Stores traditionally freely give lightweight plastic bags customers, as it is a hygienic and cheap way of transporting purchased items. The problems associated with this popular method is that it includes the use non-renewable resources like coal, crude oil, and gas, leads to disposal challenges as well as adverse environmental impacts. People use a single-use plastic bag for just 12 minutes on average but then stay for a thousand years before it decomposes fully.
Queensland’s environment minister, Steven Miles, explain the overwhelming community call to stop the huge loads of plastic shopping bags and beverage containers from entering our waterways and the sea. It is estimated that people in Queensland use over 1bn lightweight plastic bags and 2.4bn drinking containers every year. Most of these wastes are not recycled, and they find their way into water bodies where they kill and maim thousands of our native animals.
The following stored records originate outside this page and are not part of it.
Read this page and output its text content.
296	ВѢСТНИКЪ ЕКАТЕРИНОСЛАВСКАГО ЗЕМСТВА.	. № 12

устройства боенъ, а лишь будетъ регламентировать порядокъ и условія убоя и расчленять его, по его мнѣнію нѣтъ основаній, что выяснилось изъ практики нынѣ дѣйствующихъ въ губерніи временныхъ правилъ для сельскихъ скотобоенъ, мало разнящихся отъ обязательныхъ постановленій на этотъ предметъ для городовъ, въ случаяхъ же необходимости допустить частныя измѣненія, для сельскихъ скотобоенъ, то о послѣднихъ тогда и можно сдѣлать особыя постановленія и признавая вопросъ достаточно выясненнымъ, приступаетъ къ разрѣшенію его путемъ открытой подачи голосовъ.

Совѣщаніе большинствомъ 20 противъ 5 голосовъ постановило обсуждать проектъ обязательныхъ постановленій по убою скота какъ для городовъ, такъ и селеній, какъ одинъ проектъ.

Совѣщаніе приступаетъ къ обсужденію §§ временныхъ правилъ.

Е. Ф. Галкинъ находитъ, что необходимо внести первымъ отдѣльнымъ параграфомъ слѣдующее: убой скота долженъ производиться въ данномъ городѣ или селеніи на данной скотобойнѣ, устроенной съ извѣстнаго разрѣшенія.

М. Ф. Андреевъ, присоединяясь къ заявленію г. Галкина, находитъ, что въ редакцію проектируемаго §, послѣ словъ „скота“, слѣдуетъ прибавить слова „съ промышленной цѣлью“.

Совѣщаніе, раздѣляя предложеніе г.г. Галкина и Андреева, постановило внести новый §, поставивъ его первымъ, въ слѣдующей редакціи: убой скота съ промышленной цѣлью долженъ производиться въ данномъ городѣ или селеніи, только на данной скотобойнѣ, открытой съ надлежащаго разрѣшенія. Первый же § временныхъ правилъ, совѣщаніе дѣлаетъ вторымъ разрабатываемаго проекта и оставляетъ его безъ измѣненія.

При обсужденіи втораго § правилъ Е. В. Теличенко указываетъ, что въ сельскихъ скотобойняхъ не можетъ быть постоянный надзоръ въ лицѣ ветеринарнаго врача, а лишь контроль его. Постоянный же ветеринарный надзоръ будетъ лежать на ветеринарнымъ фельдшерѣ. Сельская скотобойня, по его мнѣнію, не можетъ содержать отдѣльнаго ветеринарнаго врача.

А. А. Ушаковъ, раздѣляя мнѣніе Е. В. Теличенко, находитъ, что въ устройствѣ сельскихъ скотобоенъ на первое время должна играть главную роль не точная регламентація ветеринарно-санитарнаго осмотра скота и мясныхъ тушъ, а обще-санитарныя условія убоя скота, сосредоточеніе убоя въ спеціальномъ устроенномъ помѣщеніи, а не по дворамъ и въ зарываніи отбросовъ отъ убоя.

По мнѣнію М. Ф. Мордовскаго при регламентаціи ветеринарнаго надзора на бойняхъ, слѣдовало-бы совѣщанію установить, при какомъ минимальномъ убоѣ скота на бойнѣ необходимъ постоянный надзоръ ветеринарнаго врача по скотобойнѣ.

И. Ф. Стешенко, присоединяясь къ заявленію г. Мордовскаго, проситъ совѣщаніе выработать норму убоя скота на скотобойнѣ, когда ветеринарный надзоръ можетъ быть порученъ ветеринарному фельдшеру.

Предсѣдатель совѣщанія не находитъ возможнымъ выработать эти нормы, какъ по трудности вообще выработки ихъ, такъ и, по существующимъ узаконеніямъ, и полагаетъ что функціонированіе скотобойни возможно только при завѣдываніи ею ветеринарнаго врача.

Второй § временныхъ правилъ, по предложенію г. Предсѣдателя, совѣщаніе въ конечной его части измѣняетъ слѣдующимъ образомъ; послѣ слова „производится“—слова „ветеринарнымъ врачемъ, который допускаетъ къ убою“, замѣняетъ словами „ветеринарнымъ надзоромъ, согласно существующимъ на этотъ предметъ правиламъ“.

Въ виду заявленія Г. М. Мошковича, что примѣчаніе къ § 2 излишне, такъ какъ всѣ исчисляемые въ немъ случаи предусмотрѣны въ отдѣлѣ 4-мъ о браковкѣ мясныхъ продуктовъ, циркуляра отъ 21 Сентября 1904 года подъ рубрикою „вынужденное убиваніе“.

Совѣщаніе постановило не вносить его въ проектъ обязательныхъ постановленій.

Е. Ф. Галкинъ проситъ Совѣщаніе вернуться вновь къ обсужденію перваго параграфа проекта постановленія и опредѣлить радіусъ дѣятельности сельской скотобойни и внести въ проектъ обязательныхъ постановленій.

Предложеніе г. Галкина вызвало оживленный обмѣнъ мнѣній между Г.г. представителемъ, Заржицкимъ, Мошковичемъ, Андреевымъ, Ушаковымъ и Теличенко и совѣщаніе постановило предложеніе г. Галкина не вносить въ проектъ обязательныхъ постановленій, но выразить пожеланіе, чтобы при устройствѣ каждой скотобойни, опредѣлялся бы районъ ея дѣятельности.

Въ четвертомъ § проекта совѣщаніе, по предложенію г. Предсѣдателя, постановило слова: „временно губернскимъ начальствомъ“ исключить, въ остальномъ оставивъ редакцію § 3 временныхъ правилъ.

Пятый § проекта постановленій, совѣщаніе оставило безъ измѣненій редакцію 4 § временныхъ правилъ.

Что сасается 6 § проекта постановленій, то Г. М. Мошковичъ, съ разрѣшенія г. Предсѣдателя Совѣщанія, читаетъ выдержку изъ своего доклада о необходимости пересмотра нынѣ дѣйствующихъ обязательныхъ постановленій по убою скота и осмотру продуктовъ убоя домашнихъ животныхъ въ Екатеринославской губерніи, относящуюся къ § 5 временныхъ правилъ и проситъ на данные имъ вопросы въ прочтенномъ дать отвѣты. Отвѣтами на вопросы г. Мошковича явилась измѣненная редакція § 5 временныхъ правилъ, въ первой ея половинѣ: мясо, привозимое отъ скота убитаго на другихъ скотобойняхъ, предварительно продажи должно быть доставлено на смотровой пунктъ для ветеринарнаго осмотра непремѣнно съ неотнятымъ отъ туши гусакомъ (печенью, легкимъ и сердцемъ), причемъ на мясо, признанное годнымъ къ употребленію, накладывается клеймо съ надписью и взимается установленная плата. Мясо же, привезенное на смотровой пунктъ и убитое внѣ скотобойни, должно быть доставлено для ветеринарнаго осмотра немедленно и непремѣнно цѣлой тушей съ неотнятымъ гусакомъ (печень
Coles and Woolworths, the two largest supermarket chains in Australia, had vowed to phase out the use of lightweight plastic bags and promised to replace them with reusable bags by July 2018. Dr. Miles praised their voluntary commitment to take their community and environmental responsibility seriously. It indeed takes courage for a company to propose it on its own and then use massive resources on implementing it. He noted the move as a sign that both the sellers and users will broadly support the ban. The ban has worked in several places like the Australian Capital Territory, South Australia, Tasmania and the Northern Territory and it has attracted overwhelming majority support in those regions.
Furthermore, the minister predicted the container refund scheme to enrich the job market by creating new jobs and charities. For instance, not-for-profit organizations such as clubs, sporting and charities can collect more revenue through this scheme.
Miles further explained how technology makes it easy for people to get cash from the rubbish. The government will avail reverse vending machine all across the state. This latest technology is easy to use and provide people with instance refunds. In fact, he confirmed that they were installing the first machine at parliament.